Over het mogelijk naast elkaar blijven bestaan van oude en nieuwe economie, op verschillende terreinen, hier een illustratie uit eigen ervaring, bij Shell in Londen, in de jaren 1970, als projectleider voor het ontwikkelen van modellen. Het lijkt wat lang geleden maar is denk ik nog relevant.

We maakten gebruik van zg. lineaire (en niet-lineaire) programmering en van bijv. wachttijdtheorie, voor operationele vraagstukken, zoals het optimaliseren van raffinaderijen, van allocatie van olie vanuit bronnen over de gehele wereld, locatie van benzinepompen, en het ontwerp van laadstations. Niets mis mee.

Voor strategieontwikkeling lag het heel anders. We wilden een methode om rekening te houden met verschillende mogelijke toekomsten. Dat leidde tot de ontwikkeling van scenario’s, met verschillende mogelijke omstandigheden, o.a. van politiek (mogelijke nationalisering van oliebronnen in de Noordzee, bijvoorb), en daarbij passende strategische alternatieven. We hadden debat of je aan scenario’s waarschijnlijkheden kon toekennen, om strategie te optimaliseren over scenario’s heen. De conclusie was dat het niet kan. Je kent niet de verzameling van alle mogelijke toekomsten.
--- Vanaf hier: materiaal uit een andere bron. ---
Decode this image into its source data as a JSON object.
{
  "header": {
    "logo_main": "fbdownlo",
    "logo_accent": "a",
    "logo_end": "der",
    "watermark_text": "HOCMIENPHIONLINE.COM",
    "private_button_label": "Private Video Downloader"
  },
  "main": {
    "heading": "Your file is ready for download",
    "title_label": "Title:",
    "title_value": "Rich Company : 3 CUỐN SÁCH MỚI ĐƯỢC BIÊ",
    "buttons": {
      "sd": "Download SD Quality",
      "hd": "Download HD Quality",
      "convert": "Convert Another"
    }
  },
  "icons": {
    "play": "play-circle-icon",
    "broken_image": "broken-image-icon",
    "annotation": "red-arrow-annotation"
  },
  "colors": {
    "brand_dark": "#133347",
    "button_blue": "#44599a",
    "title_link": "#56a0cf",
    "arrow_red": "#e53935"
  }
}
Wat wel kon was kijken welke strategieën robuust waren, d.w.z. redelijke uitkomsten gaven, over scenario’s heen. Robuustheid was belangrijker dan optimaliteit. Maar binnen strategieën werd geoptimaliseerd (in allocatie van middelen), en optimalisatie werd ingebed in simulatie. Die ervaring heeft mijn denken over economie getekend.

Samenhang

Meer aandacht voor het relationele in de economie is hoog nodig. Daar kan een samenhangend geheel ontstaan, van ‘relationele economie’, met samenwerking naast concurrentie, ethiek (deugden), vertrouwen, radicale onzekerheid. Soms meer complexe modellen, en diverse methoden (simulatie van processen, ‘agent-based’ simulatie van interactie in gedrag, longitudinale case studies, scenario analyse). Die heeft mijn voorkeur.

Het project voor nieuwe economie met Lans Bovenberg c.s., gesponsord door de Goldschmeding foundation, komt er bij in de buurt, hoewel het me daar niet duidelijk wordt hoe in het relationele, met alom ‘win-win situaties’, er nog concurrentie is.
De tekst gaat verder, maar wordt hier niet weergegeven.